The Paris opera houses show: man and woman, that doesn’t work – culture

The Paris opera houses show: man and woman, that doesn’t work – culture


The Paris opera houses are showing in several operas that men and women do not go together. It’s sometimes tragic, sometimes funny – but always overwhelming.

Thérèse is fed up. About being a woman, about her husband, about patriarchy. So she leaves her husband, becomes one herself and calls himself Tirésias. After all, this mysterious soothsayer from ancient mythology was first a man, then a wife and mother for seven years, and then a man again. So he was able to report revealing information on the question put to him/her by the gods as to who had more fun in sex. Tiresias said: the woman.
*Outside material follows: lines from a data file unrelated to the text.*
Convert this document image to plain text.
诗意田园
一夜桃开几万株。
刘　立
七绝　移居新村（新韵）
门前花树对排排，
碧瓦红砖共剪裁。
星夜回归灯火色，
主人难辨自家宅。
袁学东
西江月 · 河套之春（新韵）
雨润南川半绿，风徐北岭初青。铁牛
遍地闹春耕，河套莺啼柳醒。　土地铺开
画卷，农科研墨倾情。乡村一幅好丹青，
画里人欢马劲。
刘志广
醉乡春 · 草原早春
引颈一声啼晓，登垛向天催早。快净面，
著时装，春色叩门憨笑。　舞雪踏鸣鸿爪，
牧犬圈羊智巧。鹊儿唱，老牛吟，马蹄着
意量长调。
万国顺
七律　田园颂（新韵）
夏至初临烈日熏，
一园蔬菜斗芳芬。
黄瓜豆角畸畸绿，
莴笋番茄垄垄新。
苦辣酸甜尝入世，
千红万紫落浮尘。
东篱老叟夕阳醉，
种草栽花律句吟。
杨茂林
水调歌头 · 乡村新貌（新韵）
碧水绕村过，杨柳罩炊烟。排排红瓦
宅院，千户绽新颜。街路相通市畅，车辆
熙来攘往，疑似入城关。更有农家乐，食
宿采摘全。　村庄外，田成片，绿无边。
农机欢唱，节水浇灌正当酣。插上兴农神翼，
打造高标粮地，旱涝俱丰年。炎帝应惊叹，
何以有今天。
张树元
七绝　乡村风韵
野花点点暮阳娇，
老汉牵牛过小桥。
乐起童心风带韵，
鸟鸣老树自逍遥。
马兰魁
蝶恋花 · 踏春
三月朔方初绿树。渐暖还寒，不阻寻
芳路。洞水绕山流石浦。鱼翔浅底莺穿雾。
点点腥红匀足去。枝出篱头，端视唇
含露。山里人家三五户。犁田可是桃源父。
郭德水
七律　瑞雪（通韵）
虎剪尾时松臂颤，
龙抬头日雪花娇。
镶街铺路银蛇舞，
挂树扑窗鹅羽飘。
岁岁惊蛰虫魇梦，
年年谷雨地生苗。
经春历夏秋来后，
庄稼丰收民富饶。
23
In the Paris Théâtre des Champs-Élysées, the poetically bold concrete building became famous in the opening year of 1913 for the scandalous premiere of Igor Stravinsky’s “Le sacre du printemps”, the captivatingly agile singing and playing Sabine Devieilhe Thérèse/Tirésias. Devieilhe jumps around first in the red tutu and then in the suit, her voice shoots out high notes with amusement. She loves slapstick, clothes, feminism. Transforming into a general and back into a woman, she never lets out a joke that fits the noisy opera title “Les Mamelles de Tirésias”, mamelles means udder, teats.